Personal information
- Full name: Godson Oke Oghenebrume
- Nationality: Nigerian
- Born: 27 May 2003 (age 23) Ughelli, Delta State, Nigeria

Sport
- Sport: Athletics
- Event: Sprint

Achievements and titles
- Personal bests: 100m: 9.90 (Austin, 2023) 200m: 20.72 (Baton Rouge, 2023)

Medal record
Representing Nigeria
Men's athletics
African Championships
| Silver medal – second place | 2024 Douala | 4×100 m relay |

= Godson Oghenebrume =

Nigerian athlete

Godson Oke Oghenebrume (born 27 May 2003) is a Nigerian track and field athlete who competes as a sprinter.

==Early life==
From Ughelli, Nigeria, he attended Onoriede International School. He received a scholarship to study at Louisiana State University in 2022.

==Career==
He ran the third fastest U20 100m in the world during the 2021 season with a time of 10.13 at the Nigerian Trials. He was named as an alternate for the Nigerian relay team at the delayed 2020 Olympic Games and attended the team’s pre-Games training camp in Abuja.

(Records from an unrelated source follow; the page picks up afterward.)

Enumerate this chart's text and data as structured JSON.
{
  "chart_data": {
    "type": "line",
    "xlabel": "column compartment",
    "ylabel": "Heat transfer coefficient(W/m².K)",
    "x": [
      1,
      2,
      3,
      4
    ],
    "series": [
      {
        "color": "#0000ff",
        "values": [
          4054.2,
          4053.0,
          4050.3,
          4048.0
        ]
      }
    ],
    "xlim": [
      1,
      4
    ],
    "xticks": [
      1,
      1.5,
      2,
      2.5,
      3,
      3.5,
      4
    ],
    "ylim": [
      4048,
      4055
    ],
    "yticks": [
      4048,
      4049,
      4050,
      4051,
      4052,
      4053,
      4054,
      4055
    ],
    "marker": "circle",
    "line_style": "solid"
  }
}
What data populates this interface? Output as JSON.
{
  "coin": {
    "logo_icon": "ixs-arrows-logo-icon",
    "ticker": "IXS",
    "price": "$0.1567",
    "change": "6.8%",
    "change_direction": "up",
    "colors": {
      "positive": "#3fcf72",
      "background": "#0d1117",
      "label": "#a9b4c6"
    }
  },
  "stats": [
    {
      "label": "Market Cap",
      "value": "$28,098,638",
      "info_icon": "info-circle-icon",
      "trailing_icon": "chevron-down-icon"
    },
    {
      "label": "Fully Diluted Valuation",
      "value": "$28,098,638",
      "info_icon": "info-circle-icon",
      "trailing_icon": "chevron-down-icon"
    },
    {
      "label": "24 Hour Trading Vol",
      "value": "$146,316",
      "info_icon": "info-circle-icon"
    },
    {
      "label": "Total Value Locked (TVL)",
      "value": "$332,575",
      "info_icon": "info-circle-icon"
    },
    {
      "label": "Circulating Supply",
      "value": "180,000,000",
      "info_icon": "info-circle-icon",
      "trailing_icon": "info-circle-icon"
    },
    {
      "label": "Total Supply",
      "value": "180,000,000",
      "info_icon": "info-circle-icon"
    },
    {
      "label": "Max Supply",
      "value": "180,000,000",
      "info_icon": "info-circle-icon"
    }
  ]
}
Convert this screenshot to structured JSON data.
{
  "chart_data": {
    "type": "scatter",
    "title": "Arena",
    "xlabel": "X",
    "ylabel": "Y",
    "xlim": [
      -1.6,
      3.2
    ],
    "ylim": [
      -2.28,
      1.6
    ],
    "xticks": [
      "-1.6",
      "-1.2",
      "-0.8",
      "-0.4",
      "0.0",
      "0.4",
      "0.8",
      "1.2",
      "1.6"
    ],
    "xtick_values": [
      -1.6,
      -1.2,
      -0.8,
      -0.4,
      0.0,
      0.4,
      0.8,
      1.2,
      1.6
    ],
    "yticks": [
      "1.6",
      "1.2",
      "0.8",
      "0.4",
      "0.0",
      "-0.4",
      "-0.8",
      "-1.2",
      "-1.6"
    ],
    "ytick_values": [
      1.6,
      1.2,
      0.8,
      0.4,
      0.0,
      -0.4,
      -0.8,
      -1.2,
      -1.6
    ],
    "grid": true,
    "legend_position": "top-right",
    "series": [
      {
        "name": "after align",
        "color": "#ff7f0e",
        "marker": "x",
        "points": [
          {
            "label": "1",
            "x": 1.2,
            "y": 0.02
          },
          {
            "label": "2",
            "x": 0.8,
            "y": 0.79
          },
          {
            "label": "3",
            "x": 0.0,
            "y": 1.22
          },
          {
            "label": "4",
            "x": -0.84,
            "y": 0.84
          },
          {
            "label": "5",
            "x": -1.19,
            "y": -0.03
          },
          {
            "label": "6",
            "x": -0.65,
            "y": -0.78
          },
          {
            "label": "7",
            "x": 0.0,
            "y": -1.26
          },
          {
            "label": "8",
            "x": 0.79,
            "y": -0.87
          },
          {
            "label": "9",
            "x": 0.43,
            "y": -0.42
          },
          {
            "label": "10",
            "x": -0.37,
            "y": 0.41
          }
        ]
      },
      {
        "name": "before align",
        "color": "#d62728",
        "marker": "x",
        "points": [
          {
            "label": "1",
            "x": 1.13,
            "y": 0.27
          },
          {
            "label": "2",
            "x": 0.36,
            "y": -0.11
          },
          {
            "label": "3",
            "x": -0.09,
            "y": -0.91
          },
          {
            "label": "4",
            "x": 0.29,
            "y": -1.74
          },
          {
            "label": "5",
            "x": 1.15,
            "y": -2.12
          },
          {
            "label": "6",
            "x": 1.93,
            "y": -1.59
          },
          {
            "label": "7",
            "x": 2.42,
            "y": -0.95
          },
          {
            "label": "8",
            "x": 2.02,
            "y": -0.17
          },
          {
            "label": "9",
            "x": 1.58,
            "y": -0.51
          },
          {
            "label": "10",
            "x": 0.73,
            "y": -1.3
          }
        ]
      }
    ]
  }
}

In April 2023 he dipped below the 10 second barrier for the 100m for first time, running a wind assisted 9.97s at the LSU Alumni Gold in Baton Rouge. A week later, he beat Erriyon Knighton in the 100m at the LSU Invitational event in Baton Rouge. His Louisiana State University 4x100m relay team,
also containing Brandon Hicklin and Da'Marcus Fleming, set a new college record of 37.90 seconds at the SEC Championship in Baton Rouge in June 2023.

Running for LSU at the 2023 NCAA Division I Outdoor Track and Field Championships, held in Austin, Texas in June 2023, Oghenebrume ran his 100m heat in 9.93s. He improved it to 9.90s in the final, and finished second to Courtney Lindsey of Texas Tech. The U.S. Track & Field and Cross-Country Coaches Association named Oghenebrume the South-Central Region Men’s Track Athlete of the Year in June 2023.

He ran 9.99 seconds for the 100 metres to win the SEC Outdoor Championships in Gainesville, Florida on 11 May 2024. In June 2024, he was part of the Nigeria 4x100m relay team that won silver at the African Championships in Douala, Cameroon. In July 2024, he was officially named as part of the Nigerian team for the 2024 Paris Olympics, although he later had to withdraw through injury.

==Controversy==
On 7 February 2025, he was arrested in Baton Rouge after discharching a firearm multiple times. He later pleaded guilty to unlawful possession of a firearm by a foreign national in the United States. The following year, he was sentenced to 27 months in federal prison with expected deportation from the United States upon completion of the sentence.

==Personal life==
He is the younger brother of fellow athlete and Olympic medalist Ese Brume. He has another sister, Karo Brume, who competes in sprints and won an athletic scholarship for the University of Texas.